When deploying the same code on a C++ OpenCV DNN CPU, does version 4.11.0 require twice as much execution time as version 4.5.3?

OpenCV version 4.11.0 was reported to include optimizations for the performance of the `cv::dnn::blobFromImage()` function. Based on this, I intended to improve the runtime efficiency by upgrading from the original version 4.5.3 library without modifying the source code. However, after conducting comparative tests, I observed that the overall execution time had doubled. Further investigation revealed that the increase in time consumption primarily occurred during the `model_.forward()` function call. Is there any additional configuration or code adjustment required when using version 4.11.0 to achieve the expected performance improvements?

is it the same model and weights for both cases?

what does the CPU usage look like, i.e. how many cores are actually loaded as the program runs? does it look the same as before?

if you could compare the output of cv::getBuildInformation() for both versions, that’d be useful.

Thank you for your reply.

I checked the compilation of the two versions. Essentially, there is not much difference. To avoid the problem of source code differences in my own cmake compilation, I downloaded and installed the Opencv4.11.0 and Opencv4.5.3 exe files from the official website. When I called them, I found that there was a significant difference in CPU DNN inference time.
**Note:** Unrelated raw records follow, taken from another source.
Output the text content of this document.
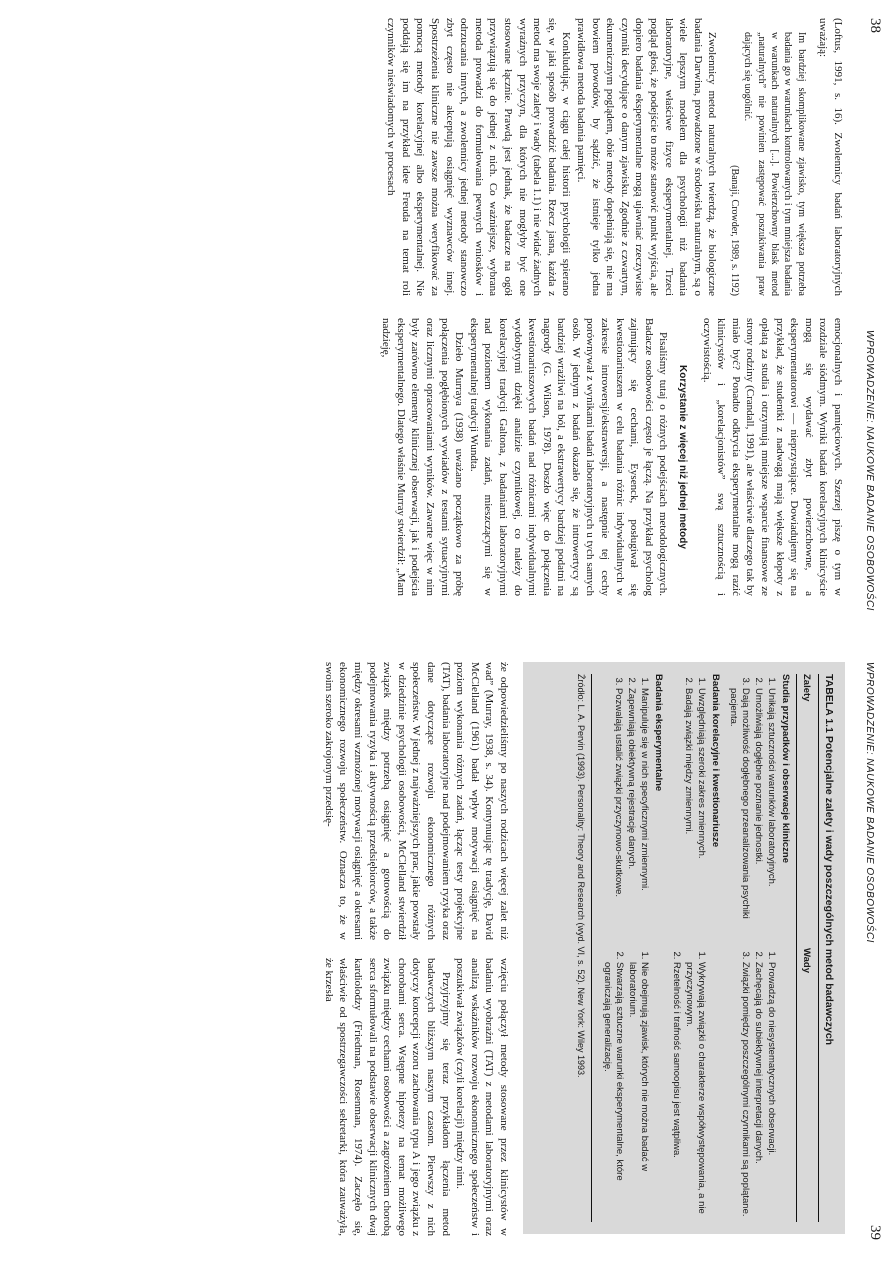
38
WPROWADZENIE: NAUKOWE BADANIE OSOBOWOŚCI

(Loftus, 1991, s. 16). Zwolennicy badań laboratoryjnych uważają:

Im bardziej skomplikowane zjawisko, tym większa potrzeba badania go w warunkach kontrolowanych i tym mniejsza badania w warunkach naturalnych [...]. Powierzchowny blask metod „naturalnych” nie powinien zastępować poszukiwania praw dających się uogólnić.
(Banaji, Crowder, 1989, s. 1192)

Zwolennicy metod naturalnych twierdzą, że biologiczne badania Darwina, prowadzone w środowisku naturalnym, są o wiele lepszym modelem dla psychologii niż badania laboratoryjne, właściwe fizyce eksperymentalnej. Trzeci pogląd głosi, że podejście to może stanowić punkt wyjścia, ale dopiero badania eksperymentalne mogą ujawniać rzeczywiste czynniki decydujące o danym zjawisku. Zgodnie z czwartym, ekumenicznym poglądem, obie metody dopełniają się, nie ma bowiem powodów, by sądzić, że istnieje tylko jedna prawidłowa metoda badania pamięci.

Konkludując, w ciągu całej historii psychologii spierano się, w jaki sposób prowadzić badania. Rzecz jasna, każda z metod ma swoje zalety i wady (tabela 1.1) i nie widać żadnych wyraźnych przyczyn, dla których nie mogłyby być one stosowane łącznie. Prawdą jest jednak, że badacze na ogół przywiązują się do jednej z nich. Co ważniejsze, wybrana metoda prowadzi do formułowania pewnych wniosków i odrzucania innych, a zwolennicy jednej metody stanowczo zbyt często nie akceptują osiągnięć wyznawców innej. Spostrzeżenia kliniczne nie zawsze można weryfikować za pomocą metody korelacyjnej albo eksperymentalnej. Nie poddają się im na przykład idee Freuda na temat roli czynników nieświadomych w procesach

emocjonalnych i pamięciowych. Szerzej piszę o tym w rozdziale siódmym. Wyniki badań korelacyjnych klinicyście mogą się wydawać zbyt powierzchowne, a eksperymentatorowi — nieprzystające. Dowiadujemy się na przykład, że studentki z nadwagą mają większe kłopoty z opłatą za studia i otrzymują mniejsze wsparcie finansowe ze strony rodziny (Crandall, 1991), ale właściwie dlaczego tak by miało być? Ponadto odkrycia eksperymentalne mogą razić klinicystów i „korelacjonistów” swą sztucznością i oczywistością.

Korzystanie z więcej niż jednej metody

Pisaliśmy tutaj o różnych podejściach metodologicznych. Badacze osobowości często je łączą. Na przykład psycholog zajmujący się cechami, Eysenck, posługiwał się kwestionariuszem w celu badania różnic indywidualnych w zakresie introwersji/ekstrawersji, a następnie tej cechy porównywał z wynikami badań laboratoryjnych u tych samych osób. W jednym z badań okazało się, że introwertycy są bardziej wrażliwi na ból, a ekstrawertycy bardziej podatni na nagrody (G. Wilson, 1978). Doszło więc do połączenia kwestionariuszowych badań nad różnicami indywidualnymi wydobytymi dzięki analizie czynnikowej, co należy do korelacyjnej tradycji Galtona, z badaniami laboratoryjnymi nad poziomem wykonania zadań, mieszczącymi się w eksperymentalnej tradycji Wundta.

Dzieło Murraya (1938) uważano początkowo za próbę połączenia pogłębionych wywiadów z testami sytuacyjnymi oraz licznymi opracowaniami wyników. Zawarte więc w nim były zarówno elementy klinicznej obserwacji, jak i podejścia eksperymentalnego. Dlatego właśnie Murray stwierdził: „Mam nadzieję,

WPROWADZENIE: NAUKOWE BADANIE OSOBOWOŚCI
39
TABELA 1.1 Potencjalne zalety i wady poszczególnych metod badawczych
Zalety
Wady
Studia przypadków i obserwacje kliniczne
1. Unikają sztuczności warunków laboratoryjnych.
2. Umożliwiają dogłębne poznanie jednostki.
3. Dają możliwość dogłębnego przeanalizowania psychiki pacjenta.
1. Prowadzą do niesystematycznych obserwacji.
2. Zachęcają do subiektywnej interpretacji danych.
3. Związki pomiędzy poszczególnymi czynnikami są poplątane.
Badania korelacyjne i kwestionariusze
1. Uwzględniają szeroki zakres zmiennych.
2. Badają związki między zmiennymi.
1. Wykrywają związki o charakterze współwystępowania, a nie przyczynowym.
2. Rzetelność i trafność samoopisu jest wątpliwa.
Badania eksperymentalne
1. Manipuluje się w nich specyficznymi zmiennymi.
2. Zapewniają obiektywną rejestrację danych.
3. Pozwalają ustalić związki przyczynowo-skutkowe.
1. Nie obejmują zjawisk, których nie można badać w laboratorium.
2. Stwarzają sztuczne warunki eksperymentalne, które ograniczają generalizację.
Źródło: L. A. Pervin (1993). Personality: Theory and Research (wyd. VI, s. 52). New York: Wiley 1993.

że odpowiedzieliśmy po naszych rodzicach więcej zalet niż wad” (Murray, 1938, s. 34). Kontynuując tę tradycję, David McClelland (1961) badał wpływ motywacji osiągnięć na poziom wykonania różnych zadań, łącząc testy projekcyjne (TAT), badania laboratoryjne nad podejmowaniem ryzyka oraz dane dotyczące rozwoju ekonomicznego różnych społeczeństw. W jednej z najważniejszych prac, jakie powstały w dziedzinie psychologii osobowości, McClelland stwierdził związek między potrzebą osiągnięć a gotowością do podejmowania ryzyka i aktywnością przedsiębiorców, a także między okresami wzmożonej motywacji osiągnięć a okresami ekonomicznego rozwoju społeczeństw. Oznacza to, że w swoim szeroko zakrojonym przedsię-

wzięciu połączył metody stosowane przez klinicystów w badaniu wyobraźni (TAT) z metodami laboratoryjnymi oraz analizą wskaźników rozwoju ekonomicznego społeczeństw i poszukiwał związków (czyli korelacji) między nimi.

Przyjrzyjmy się teraz przykładom łączenia metod badawczych bliższym naszym czasom. Pierwszy z nich dotyczy koncepcji wzoru zachowania typu A i jego związku z chorobami serca. Wstępne hipotezy na temat możliwego związku między cechami osobowości a zagrożeniem chorobą serca sformułowali na podstawie obserwacji klinicznych dwaj kardiolodzy (Friedman, Rosenman, 1974). Zaczęło się, właściwie od spostrzegawczości sekretarki, która zauważyła, że krzesła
I tested the CPU efficiency using the intel VTune Profiler tool, and the comparison results were similar.

I tried the OpenCV 4.10.0 version, but the inference speed was quite different from that of OpenCV 4.5.3.
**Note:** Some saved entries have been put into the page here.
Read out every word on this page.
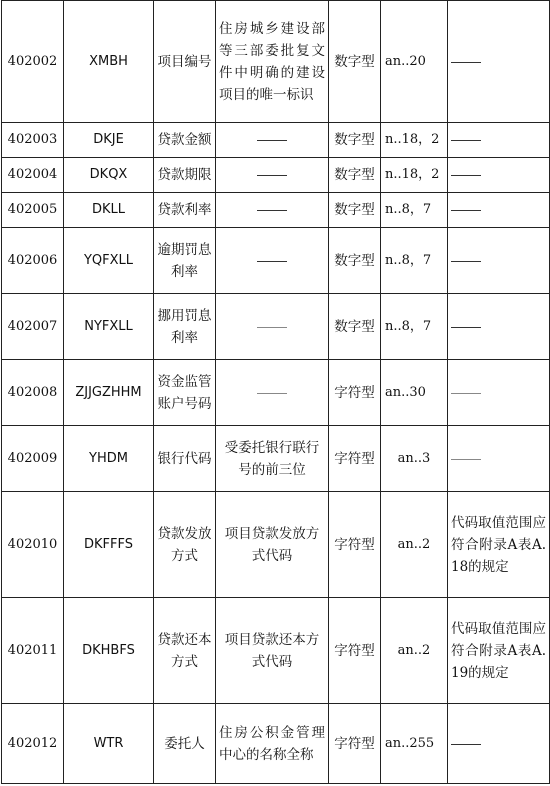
402002	XMBH	项目编号	住房城乡建设部等三部委批复文件中明确的建设项目的唯一标识	数字型	an..20	
402003	DKJE	贷款金额		数字型	n..18，2	
402004	DKQX	贷款期限		数字型	n..18，2	
402005	DKLL	贷款利率		数字型	n..8，7	
402006	YQFXLL	逾期罚息利率		数字型	n..8，7	
402007	NYFXLL	挪用罚息利率		数字型	n..8，7	
402008	ZJJGZHHM	资金监管账户号码		字符型	an..30	
402009	YHDM	银行代码	受委托银行联行号的前三位	字符型	an..3	
402010	DKFFFS	贷款发放方式	项目贷款发放方式代码	字符型	an..2	代码取值范围应符合附录A表A.18的规定
402011	DKHBFS	贷款还本方式	项目贷款还本方式代码	字符型	an..2	代码取值范围应符合附录A表A.19的规定
402012	WTR	委托人	住房公积金管理中心的名称全称	字符型	an..255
cv::dnn::Net model_ = cv::dnn::readNetFromONNX(buffer, length);
if (is_Gpu)
{
model_.setPreferableBackend(cv::dnn::DNN_BACKEND_CUDA);
model_.setPreferableTarget(cv::dnn::DNN_TARGET_CUDA);
}
else
{
model_.setPreferableBackend(cv::dnn::DNN_BACKEND_DEFAULT);
model_.setPreferableTarget(cv::dnn::DNN_TARGET_CPU);
}

cv::dnn::blobFromImage(img, blob, 1. / 255., cv::Size(INPUT_WIDTH, INPUT_HEIGHT), cv::Scalar(), true, false);
std::vectorcv::Matdetections;
model_.setInput(blob);
model_.forward(detections, model_.getUnconnectedOutLayersNames());

that VTune Profiler output is good data.

you might want to submit an issue on OpenCV’s github.